Ce livre rassemble les deux comédies les plus connues, sinon les plus représentatives, de l'oeuvre de Lesage. "Crispin rival de son maître" est une comédie en un acte. Le jeune Valère y est amoureux d'une demoiselle Angélique, que ses parents ont malheureusement fiancée à un certain Damis. Profitant de ce que Damis est bloqué à Chartres, Crispin, valet de Valère, se fait passer pour le fiancé, en cachette de son maître, afin de récupérer la dot appréciable d'Angélique. Le personnage éponyme de "Turcaret", qui pèse ses cinq actes de "grande comédie", est un financier d'origine très modeste, plumé par la jeune baronne à qui il fait la cour ; mais les poches de la baronne sont elles-mêmes vidées par son amant de coeur le Chevalier ; une nuée de valets les environne, change d'allégeance, et compte bien empocher d'autres bénéfices.

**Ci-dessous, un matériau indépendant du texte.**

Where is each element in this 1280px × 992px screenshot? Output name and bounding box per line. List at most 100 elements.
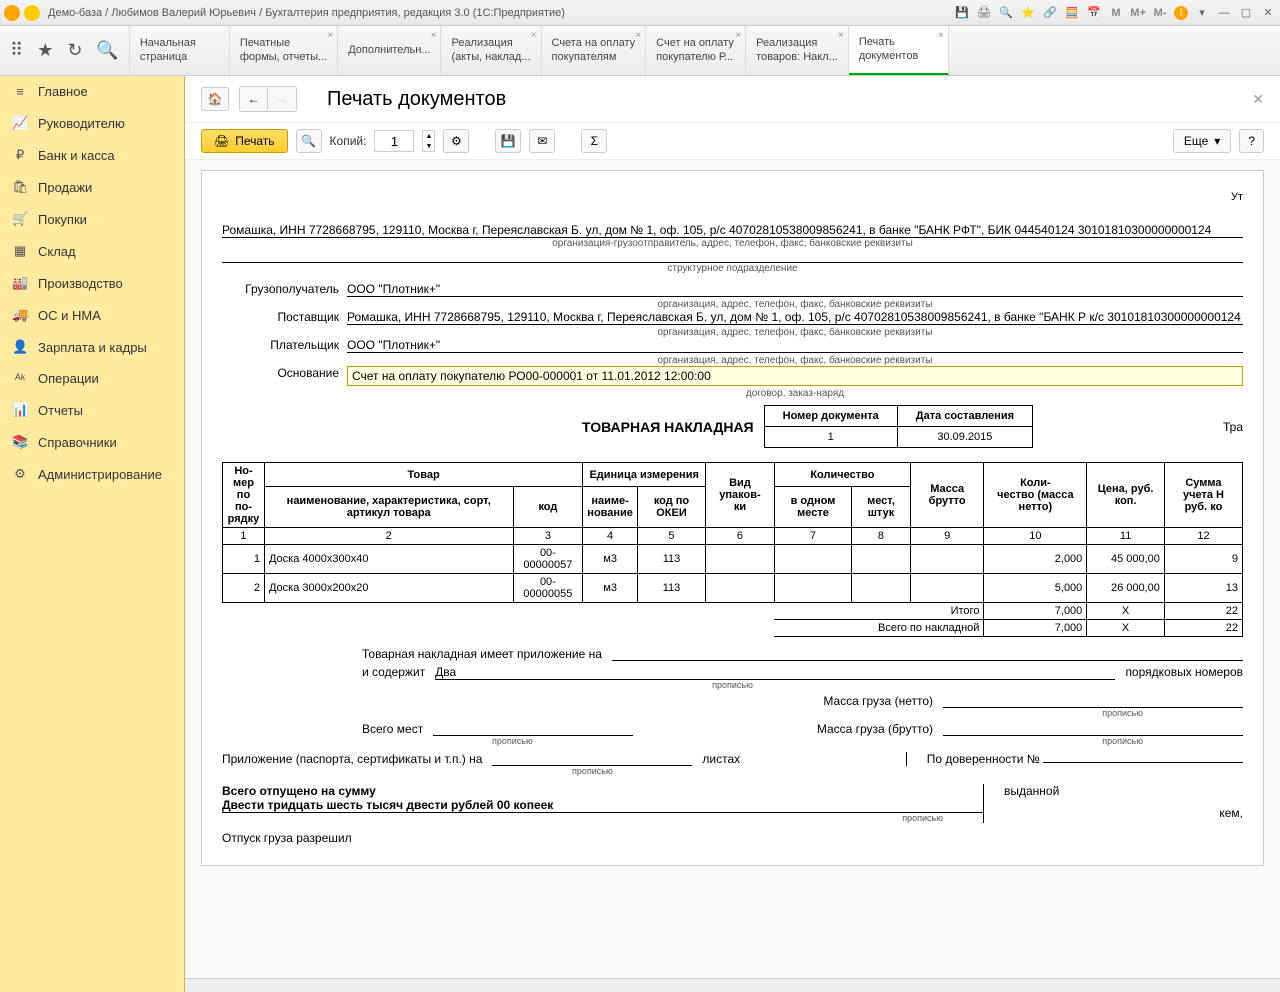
th-qty: Количество bbox=[774, 463, 910, 487]
tab-close-icon[interactable]: × bbox=[327, 30, 333, 41]
tab-3[interactable]: Реализация(акты, наклад...× bbox=[441, 26, 541, 75]
sum-button[interactable]: Σ bbox=[581, 129, 607, 153]
tab-1[interactable]: Печатныеформы, отчеты...× bbox=[230, 26, 338, 75]
col-num: 6 bbox=[706, 528, 775, 545]
home-button[interactable]: 🏠 bbox=[201, 87, 229, 111]
total-sum-label: Всего отпущено на сумму bbox=[222, 784, 983, 798]
sidebar-label: ОС и НМА bbox=[38, 308, 101, 323]
copies-input[interactable] bbox=[374, 130, 414, 152]
tab-2[interactable]: Дополнительн...× bbox=[338, 26, 441, 75]
minimize-icon[interactable]: — bbox=[1216, 5, 1232, 21]
payer-value: ООО "Плотник+" bbox=[347, 338, 1243, 353]
sidebar-item-12[interactable]: ⚙Администрирование bbox=[0, 458, 184, 490]
document-area[interactable]: Ут Ромашка, ИНН 7728668795, 129110, Моск… bbox=[185, 160, 1280, 978]
star-icon[interactable]: ⭐ bbox=[1020, 5, 1036, 21]
window-title: Демо-база / Любимов Валерий Юрьевич / Бу… bbox=[48, 7, 954, 19]
sidebar-item-2[interactable]: ₽Банк и касса bbox=[0, 139, 184, 171]
sidebar-item-3[interactable]: 🛍Продажи bbox=[0, 171, 184, 203]
th-pack: Вид упаков- ки bbox=[706, 463, 775, 528]
nd-header-2: Дата составления bbox=[897, 406, 1032, 427]
close-icon[interactable]: ✕ bbox=[1260, 5, 1276, 21]
app3-label: Приложение (паспорта, сертификаты и т.п.… bbox=[222, 752, 482, 766]
app2-label: и содержит bbox=[362, 665, 425, 680]
tab-close-icon[interactable]: × bbox=[531, 30, 537, 41]
back-button[interactable]: ← bbox=[240, 87, 268, 111]
basis-value[interactable]: Счет на оплату покупателю РО00-000001 от… bbox=[347, 366, 1243, 386]
sidebar-label: Зарплата и кадры bbox=[38, 340, 147, 355]
calendar-icon[interactable]: 📅 bbox=[1086, 5, 1102, 21]
col-num: 11 bbox=[1087, 528, 1165, 545]
sidebar-icon: ₽ bbox=[12, 147, 28, 163]
tab-6[interactable]: Реализациятоваров: Накл...× bbox=[746, 26, 849, 75]
info-icon[interactable]: i bbox=[1174, 6, 1188, 20]
titlebar: Демо-база / Любимов Валерий Юрьевич / Бу… bbox=[0, 0, 1280, 26]
dov-label: По доверенности № bbox=[927, 752, 1040, 766]
content: 🏠 ← → Печать документов ✕ 🖨 Печать 🔍 Коп… bbox=[185, 76, 1280, 992]
close-page-button[interactable]: ✕ bbox=[1252, 91, 1264, 108]
link-icon[interactable]: 🔗 bbox=[1042, 5, 1058, 21]
help-button[interactable]: ? bbox=[1239, 129, 1264, 153]
email-button[interactable]: ✉ bbox=[529, 129, 555, 153]
toolbar-icons: ⠿ ★ ↻ 🔍 bbox=[0, 26, 130, 75]
app3-val bbox=[492, 752, 692, 766]
tab-close-icon[interactable]: × bbox=[431, 30, 437, 41]
forward-button[interactable]: → bbox=[268, 87, 296, 111]
document: Ут Ромашка, ИНН 7728668795, 129110, Моск… bbox=[201, 170, 1264, 866]
tab-close-icon[interactable]: × bbox=[838, 30, 844, 41]
tab-close-icon[interactable]: × bbox=[735, 30, 741, 41]
tab-0[interactable]: Начальнаястраница bbox=[130, 26, 230, 75]
horizontal-scrollbar[interactable] bbox=[185, 978, 1280, 992]
sidebar-item-8[interactable]: 👤 Зарплата и кадры bbox=[0, 331, 184, 363]
th-okei: код по ОКЕИ bbox=[637, 487, 705, 528]
tab-close-icon[interactable]: × bbox=[938, 30, 944, 41]
sidebar-item-10[interactable]: 📊 Отчеты bbox=[0, 394, 184, 426]
sidebar-icon: 📊 bbox=[12, 402, 28, 418]
save-button[interactable]: 💾 bbox=[495, 129, 521, 153]
sidebar-icon: 🚚 bbox=[12, 307, 28, 323]
sidebar-item-6[interactable]: 🏭Производство bbox=[0, 267, 184, 299]
tab-7[interactable]: Печатьдокументов× bbox=[849, 26, 949, 75]
tab-close-icon[interactable]: × bbox=[635, 30, 641, 41]
dash-icon[interactable]: ▾ bbox=[1194, 5, 1210, 21]
col-num: 7 bbox=[774, 528, 851, 545]
print-icon[interactable]: 🖨 bbox=[976, 5, 992, 21]
sidebar-item-1[interactable]: 📈Руководителю bbox=[0, 107, 184, 139]
print-button[interactable]: 🖨 Печать bbox=[201, 129, 288, 153]
settings-button[interactable]: ⚙ bbox=[443, 129, 469, 153]
sidebar-item-11[interactable]: 📚Справочники bbox=[0, 426, 184, 458]
sidebar-item-9[interactable]: ᴬᵏОперации bbox=[0, 363, 184, 394]
preview-button[interactable]: 🔍 bbox=[296, 129, 322, 153]
org-line: Ромашка, ИНН 7728668795, 129110, Москва … bbox=[222, 223, 1243, 238]
calc-icon[interactable]: 🧮 bbox=[1064, 5, 1080, 21]
copies-spinner[interactable]: ▲▼ bbox=[422, 130, 435, 152]
tab-5[interactable]: Счет на оплатупокупателю Р...× bbox=[646, 26, 746, 75]
col-num: 12 bbox=[1164, 528, 1242, 545]
save-icon[interactable]: 💾 bbox=[954, 5, 970, 21]
favorite-icon[interactable]: ★ bbox=[37, 40, 53, 61]
app2-val: Два bbox=[435, 665, 1115, 680]
more-button[interactable]: Еще ▾ bbox=[1173, 129, 1231, 153]
maximize-icon[interactable]: ▢ bbox=[1238, 5, 1254, 21]
m-plus-button[interactable]: M+ bbox=[1130, 5, 1146, 21]
sidebar-item-7[interactable]: 🚚 ОС и НМА bbox=[0, 299, 184, 331]
history-icon[interactable]: ↻ bbox=[67, 40, 82, 61]
nd-value-1: 1 bbox=[764, 427, 897, 448]
preview-icon[interactable]: 🔍 bbox=[998, 5, 1014, 21]
th-num: Но- мер по по- рядку bbox=[223, 463, 265, 528]
doc-title: ТОВАРНАЯ НАКЛАДНАЯ bbox=[582, 419, 754, 435]
m-minus-button[interactable]: M- bbox=[1152, 5, 1168, 21]
m-button[interactable]: M bbox=[1108, 5, 1124, 21]
sidebar-item-5[interactable]: ▦Склад bbox=[0, 235, 184, 267]
total-sum: 22 bbox=[1164, 620, 1242, 637]
apps-icon[interactable]: ⠿ bbox=[10, 40, 23, 61]
sidebar-icon: 👤 bbox=[12, 339, 28, 355]
col-num: 5 bbox=[637, 528, 705, 545]
sidebar-item-4[interactable]: 🛒Покупки bbox=[0, 203, 184, 235]
sidebar-item-0[interactable]: ≡Главное bbox=[0, 76, 184, 107]
sidebar-label: Отчеты bbox=[38, 403, 83, 418]
search-icon[interactable]: 🔍 bbox=[96, 40, 118, 61]
issued-label: выданной bbox=[1004, 784, 1059, 798]
th-inone: в одном месте bbox=[774, 487, 851, 528]
tab-4[interactable]: Счета на оплатупокупателям× bbox=[542, 26, 647, 75]
sidebar-label: Администрирование bbox=[38, 467, 162, 482]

Sur le fond, ces deux comédies sont d'une parfaite noirceur. Il n'y a guère de personnages qui ne soient motivés essentiellement par le désir de s'enrichir à tout prix, et dans "Turcaret" il n'y en a pratiquement aucun, à part peut-être Mme Turcaret, qui revient de sa province au moment opportun pour le dramaturge, c'est-à-dire le pire pour son mari, bien sûr. Cet appât du gain les rend tous malhonnêtes, et il n'y a guère de personnages vertueux que le dénouement puisse récompenser, dans la tradition de l'époque. La hiérarchie des désirs s'en trouve modifiée : l'argent permet de briller, de bien manger et surtout de beaucoup boire (comme l'argent, les bouteilles sont dénombrables, et les chiffres avancés sont hallucinants), tandis que les relations amoureuses, qu'elles soient d'ordre sentimental ou d'ordre libertin, se retrouvent codifiées par l'usage mondain, et se matérialisent dans des échanges permanents de cadeaux — donc une forme de circulation économique — plus que de toute autre manière. Vague encore dans "Crispin rival de son maître", la satire se concentre dans "Turcaret" sur le système du fermage des impôts, non pas tant du point de vue du peuple qui, en cette fin de règne de Louis XIV, était mis à contribution à un point presque intolérable, que de celui de la morale : cette privatisation du pouvoir fiscal pousse les fermiers généraux à rechercher leur propre bénéfice et leur enrichissement personnel, et s'accompagne de malversations et d'usure. La pièce n'y va pas de main morte et a fait polémique à l'époque. Il faut de plus se garder de voir dans tout auteur du patrimoine un démocrate libéral qui s'ignore : Lesage montre aussi une aristocratie gangrenée par l'enrichissement de particuliers de basse extraction, ce qui dans le système d'Ancien régime pouvait faire scandale. Les deux pièces se basent sur le fantasme prêté aux valets de s'enrichir jusqu'à devenir les égaux des plus grands ; je dis "fantasme" car le cas était, paraît-il, moins fréquent que Lesage ne veut nous le faire croire.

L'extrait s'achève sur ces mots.